Lot Essay
Little is known about Jasper Geeraerts’s life. He was probably born in Antwerp and was listed as an apprentice painter in the city’s Guild of Saint Luke in 1634/5. A ‘Gasper Geeraerdi’ is first documented as a master in the guild a decade later. He must have moved to Amsterdam in or before August 1649, the year after this painting, when he reported a theft of a still life from his studio in the city. Geeraerts had passed away in or before October 1654, when his wife, Anna Geerardi, is described in a notarial document as a widow.
Geeraerts’s surviving paintings display a close affinity with still lifes by Jan Davidsz. de Heem, with whom Geeraerts may have studied in Antwerp in the 1630s (de Heem settled in Antwerp in 1636). A similarly conceived roemer and lemon to those visible here can be found in Geeraerts’s large-scale fragment in the Museum Bredius in The Hague.

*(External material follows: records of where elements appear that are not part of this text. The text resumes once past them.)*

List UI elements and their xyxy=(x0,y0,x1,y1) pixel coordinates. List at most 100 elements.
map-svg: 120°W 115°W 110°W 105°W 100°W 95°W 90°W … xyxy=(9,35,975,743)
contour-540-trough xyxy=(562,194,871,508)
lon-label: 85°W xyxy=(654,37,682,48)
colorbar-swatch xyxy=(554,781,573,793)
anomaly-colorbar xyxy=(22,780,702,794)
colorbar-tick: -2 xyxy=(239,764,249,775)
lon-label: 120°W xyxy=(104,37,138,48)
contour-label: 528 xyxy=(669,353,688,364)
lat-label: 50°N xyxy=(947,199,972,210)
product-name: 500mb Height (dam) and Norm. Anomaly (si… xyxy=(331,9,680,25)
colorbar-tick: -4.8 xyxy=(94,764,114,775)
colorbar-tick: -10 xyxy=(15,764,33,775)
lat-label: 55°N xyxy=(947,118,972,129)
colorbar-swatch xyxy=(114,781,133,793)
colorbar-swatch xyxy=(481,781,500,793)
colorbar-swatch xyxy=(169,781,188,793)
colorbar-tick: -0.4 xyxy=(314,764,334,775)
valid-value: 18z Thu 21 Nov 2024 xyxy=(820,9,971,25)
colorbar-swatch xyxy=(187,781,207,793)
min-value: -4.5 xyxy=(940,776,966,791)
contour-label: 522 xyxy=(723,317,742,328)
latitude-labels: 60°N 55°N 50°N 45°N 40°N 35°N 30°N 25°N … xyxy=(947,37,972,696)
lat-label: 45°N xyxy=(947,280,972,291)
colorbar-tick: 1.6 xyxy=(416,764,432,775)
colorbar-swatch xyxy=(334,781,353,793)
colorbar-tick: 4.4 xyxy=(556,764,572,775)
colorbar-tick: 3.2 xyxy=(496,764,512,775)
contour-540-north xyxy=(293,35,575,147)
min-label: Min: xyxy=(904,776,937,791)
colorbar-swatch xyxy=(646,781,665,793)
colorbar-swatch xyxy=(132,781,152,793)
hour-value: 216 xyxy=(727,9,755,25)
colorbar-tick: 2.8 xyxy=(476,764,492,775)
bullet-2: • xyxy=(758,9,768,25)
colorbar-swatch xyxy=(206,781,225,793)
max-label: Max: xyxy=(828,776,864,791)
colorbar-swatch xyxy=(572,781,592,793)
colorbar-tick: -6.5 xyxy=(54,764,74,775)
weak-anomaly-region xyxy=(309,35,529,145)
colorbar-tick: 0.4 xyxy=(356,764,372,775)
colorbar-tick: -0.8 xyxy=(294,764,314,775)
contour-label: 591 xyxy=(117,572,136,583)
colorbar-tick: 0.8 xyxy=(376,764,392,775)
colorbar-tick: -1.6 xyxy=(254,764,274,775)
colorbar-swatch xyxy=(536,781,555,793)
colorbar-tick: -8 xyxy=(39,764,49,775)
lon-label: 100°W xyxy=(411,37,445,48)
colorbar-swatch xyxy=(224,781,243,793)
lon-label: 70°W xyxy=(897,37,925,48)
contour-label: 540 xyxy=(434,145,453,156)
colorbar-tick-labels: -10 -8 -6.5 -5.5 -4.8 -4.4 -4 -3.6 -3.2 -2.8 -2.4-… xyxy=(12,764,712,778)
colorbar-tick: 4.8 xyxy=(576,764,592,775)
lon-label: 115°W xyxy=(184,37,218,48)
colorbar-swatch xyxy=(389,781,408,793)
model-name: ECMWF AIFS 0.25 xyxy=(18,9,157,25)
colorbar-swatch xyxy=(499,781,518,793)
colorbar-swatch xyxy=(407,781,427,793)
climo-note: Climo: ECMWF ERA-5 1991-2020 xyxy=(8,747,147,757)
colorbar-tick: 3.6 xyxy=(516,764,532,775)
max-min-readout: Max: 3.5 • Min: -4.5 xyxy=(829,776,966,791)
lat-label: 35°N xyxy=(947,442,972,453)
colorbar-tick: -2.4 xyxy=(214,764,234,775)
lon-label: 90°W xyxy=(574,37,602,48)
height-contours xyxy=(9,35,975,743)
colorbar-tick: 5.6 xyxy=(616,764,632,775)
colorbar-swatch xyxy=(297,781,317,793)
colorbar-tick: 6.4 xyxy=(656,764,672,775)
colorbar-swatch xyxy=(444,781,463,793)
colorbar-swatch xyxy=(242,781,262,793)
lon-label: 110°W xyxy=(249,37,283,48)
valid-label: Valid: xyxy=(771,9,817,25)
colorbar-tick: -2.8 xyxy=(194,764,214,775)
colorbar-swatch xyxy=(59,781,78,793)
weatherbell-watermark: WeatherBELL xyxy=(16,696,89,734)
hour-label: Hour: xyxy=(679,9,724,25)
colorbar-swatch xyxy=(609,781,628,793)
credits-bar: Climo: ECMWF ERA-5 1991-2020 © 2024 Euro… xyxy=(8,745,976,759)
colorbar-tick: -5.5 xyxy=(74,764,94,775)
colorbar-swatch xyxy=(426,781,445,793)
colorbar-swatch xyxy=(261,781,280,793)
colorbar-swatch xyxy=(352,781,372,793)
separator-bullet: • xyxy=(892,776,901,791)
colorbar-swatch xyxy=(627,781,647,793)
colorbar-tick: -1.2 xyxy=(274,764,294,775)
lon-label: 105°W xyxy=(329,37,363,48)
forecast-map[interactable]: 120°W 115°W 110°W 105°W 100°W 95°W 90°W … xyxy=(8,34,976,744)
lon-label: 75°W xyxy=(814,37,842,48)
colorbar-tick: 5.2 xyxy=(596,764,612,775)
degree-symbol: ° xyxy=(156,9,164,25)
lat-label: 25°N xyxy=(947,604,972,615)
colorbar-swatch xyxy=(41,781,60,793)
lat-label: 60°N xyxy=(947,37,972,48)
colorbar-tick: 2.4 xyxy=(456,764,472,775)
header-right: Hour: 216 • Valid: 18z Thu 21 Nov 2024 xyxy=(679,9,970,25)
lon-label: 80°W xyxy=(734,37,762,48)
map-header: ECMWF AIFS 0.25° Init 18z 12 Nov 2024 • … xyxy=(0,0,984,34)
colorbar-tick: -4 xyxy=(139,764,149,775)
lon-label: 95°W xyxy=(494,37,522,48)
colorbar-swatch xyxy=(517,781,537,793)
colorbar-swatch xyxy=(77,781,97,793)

Though ‘practically unknown even to art historians’ (Meijer, op. cit., p. 43), in part due to the scarcity of his works, in his own day Geeraerts was a leading still life painter whose pictures entered some of the most important collections of their day. Among the early owners of his paintings was Archduke Leopold Wilhelm (1614-1662), governor of the Spanish Netherlands from 1646 to 1656, whose collection included Geeraerts’s pronk still life sold Christie’s, Amsterdam, 14 May 2003, lot 189 for EUR 107,550.